Une attaque au lance-roquettes contre la prison de Fresnes
Dans un scénario dignement d'un film d'action, Antonio Ferrara, 29 ans, a réussi à s'évader de la prison de Fresnes aux alentours de 4h30 du matin. D'origine italienne, ce criminel est bien connu des services de police pour des faits graves, notamment un homicide et plusieurs vols à main armée. Son évasion n'a pas été isolée : elle a été minutieusement préparée par un commando. Quatre ou cinq individus armés ont tiré au lance-roquettes depuis l'extérieur contre deux miradors de la prison, semant la panique et désorganisant la surveillance le temps de l'extraction.

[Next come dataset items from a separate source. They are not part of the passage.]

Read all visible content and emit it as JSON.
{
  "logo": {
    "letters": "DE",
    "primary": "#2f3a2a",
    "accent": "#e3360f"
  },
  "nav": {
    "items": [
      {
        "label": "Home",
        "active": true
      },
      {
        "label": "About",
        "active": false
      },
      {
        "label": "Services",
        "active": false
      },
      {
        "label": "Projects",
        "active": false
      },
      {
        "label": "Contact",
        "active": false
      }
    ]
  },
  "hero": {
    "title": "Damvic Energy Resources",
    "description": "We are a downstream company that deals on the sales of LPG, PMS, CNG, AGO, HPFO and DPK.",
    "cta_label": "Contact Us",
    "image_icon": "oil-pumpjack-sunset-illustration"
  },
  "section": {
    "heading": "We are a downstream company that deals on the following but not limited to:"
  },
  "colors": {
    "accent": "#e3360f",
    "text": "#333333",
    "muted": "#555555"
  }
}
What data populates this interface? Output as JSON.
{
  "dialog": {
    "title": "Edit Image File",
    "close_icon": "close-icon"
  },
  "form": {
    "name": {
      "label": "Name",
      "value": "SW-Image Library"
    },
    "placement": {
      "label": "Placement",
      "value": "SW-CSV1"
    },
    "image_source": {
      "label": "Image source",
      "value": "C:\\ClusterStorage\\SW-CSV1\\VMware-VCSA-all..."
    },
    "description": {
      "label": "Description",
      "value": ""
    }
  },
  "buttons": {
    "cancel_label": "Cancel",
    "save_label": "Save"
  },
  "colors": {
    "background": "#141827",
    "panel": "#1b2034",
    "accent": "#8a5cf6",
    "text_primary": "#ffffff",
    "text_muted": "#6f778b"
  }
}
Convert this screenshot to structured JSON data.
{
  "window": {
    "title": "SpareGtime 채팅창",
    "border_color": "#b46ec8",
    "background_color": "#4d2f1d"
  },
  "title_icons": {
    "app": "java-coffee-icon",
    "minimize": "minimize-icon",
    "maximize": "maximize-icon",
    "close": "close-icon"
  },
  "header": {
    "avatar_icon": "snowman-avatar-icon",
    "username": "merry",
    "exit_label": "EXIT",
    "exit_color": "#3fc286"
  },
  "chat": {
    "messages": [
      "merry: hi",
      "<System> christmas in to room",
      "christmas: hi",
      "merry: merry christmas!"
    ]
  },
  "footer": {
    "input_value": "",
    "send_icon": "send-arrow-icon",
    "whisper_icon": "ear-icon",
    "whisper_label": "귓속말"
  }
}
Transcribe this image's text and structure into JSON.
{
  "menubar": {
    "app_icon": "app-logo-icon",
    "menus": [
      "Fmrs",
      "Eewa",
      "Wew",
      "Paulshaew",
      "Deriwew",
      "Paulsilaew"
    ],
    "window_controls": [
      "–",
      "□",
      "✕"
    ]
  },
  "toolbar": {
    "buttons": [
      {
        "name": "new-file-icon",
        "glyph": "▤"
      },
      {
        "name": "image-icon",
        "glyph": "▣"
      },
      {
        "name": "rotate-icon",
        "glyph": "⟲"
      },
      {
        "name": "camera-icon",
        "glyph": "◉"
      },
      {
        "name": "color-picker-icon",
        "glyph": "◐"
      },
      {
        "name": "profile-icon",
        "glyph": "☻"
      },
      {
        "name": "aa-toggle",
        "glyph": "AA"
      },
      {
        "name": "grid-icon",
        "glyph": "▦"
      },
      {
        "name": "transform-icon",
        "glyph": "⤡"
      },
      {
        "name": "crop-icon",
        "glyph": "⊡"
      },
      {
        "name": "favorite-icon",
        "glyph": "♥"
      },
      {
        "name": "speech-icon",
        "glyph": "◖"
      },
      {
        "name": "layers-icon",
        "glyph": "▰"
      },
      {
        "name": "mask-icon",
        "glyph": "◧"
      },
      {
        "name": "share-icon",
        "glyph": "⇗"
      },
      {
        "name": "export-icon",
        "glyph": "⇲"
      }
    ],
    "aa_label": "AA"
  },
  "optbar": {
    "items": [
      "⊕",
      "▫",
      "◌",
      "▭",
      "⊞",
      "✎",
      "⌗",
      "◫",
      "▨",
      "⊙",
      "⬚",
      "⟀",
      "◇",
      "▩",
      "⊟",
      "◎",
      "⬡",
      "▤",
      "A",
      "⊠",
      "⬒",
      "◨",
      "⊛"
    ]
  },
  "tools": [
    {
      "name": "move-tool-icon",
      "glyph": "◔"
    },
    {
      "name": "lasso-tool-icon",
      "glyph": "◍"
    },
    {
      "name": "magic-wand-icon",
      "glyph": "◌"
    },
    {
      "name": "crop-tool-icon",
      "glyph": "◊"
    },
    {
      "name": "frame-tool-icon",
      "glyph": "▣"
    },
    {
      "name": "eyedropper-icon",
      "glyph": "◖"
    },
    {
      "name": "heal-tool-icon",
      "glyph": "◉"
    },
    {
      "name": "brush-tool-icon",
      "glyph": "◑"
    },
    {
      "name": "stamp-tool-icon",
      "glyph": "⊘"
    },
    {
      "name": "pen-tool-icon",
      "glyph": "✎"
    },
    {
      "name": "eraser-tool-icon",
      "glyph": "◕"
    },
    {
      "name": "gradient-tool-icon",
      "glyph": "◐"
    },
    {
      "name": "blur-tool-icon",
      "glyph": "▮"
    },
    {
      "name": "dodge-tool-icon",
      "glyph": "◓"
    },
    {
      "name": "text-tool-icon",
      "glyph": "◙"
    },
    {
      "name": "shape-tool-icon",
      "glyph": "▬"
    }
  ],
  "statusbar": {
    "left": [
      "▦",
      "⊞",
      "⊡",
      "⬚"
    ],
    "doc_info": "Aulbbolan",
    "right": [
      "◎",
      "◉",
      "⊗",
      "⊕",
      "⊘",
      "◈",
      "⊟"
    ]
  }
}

La fuite en voiture et les premières pistes
Une fois Antonio Ferrara extrait de son enclos, les complices ont pris la fuite à bord d'une voiture de marque Audi. Selon les premières investigations, le véhicule avait été volé et maquillé pour brouiller les pistes. La tentative n'a cependant pas été sans dommages pour le groupe : l'un des membres du commando a probablement été blessé par des tirs provenant des surveillants pénitentiaires. Une source policière a confirmé la présence de traces de sang sur les lieux, bien que cela reste, à ce stade de l'enquête, une hypothèse privilégiée mais non confirmée médicalement.
Qui est Antonio Ferrara, dit « Succo » ?
L'évasion a rapidement suscité une réaction au plus haut niveau de l'État. Le ministre de la Justice de l'époque, Dominique Perben, s'est personnellement rendu sur les lieux dès 7h00 du matin pour évaluer la situation et comprendre les failles de sécurité. Le détenu, surnommé « Succo », est un figure du grand banditisme. Il avait été condamné le 22 janvier précédent à huit ans de réclusion criminelle par la cour d'assises de l'Essonne pour deux braquages de banques commis avec une violence rare.
Le contexte des évasions en France
Cet événement spectaculaire s'inscrit dans une tendance globale de baisse du nombre d'évasions en France. Même si cette méthode violente fait la une des journaux, les chiffres montrent une diminution des cas. Il s'agit de la troisième évasion répertoriée depuis le début de l'année. En comparaison, on dénombrait 15 évasions en 2002 (concernant 26 détenus), contre 31 (38 détenus) en 2001 et 34 en 2000 (41 détenus). Malgré cette baisse statistique, le mode opératoire inédit de Ferrara interroge sur l'évolution de la criminalité organisée.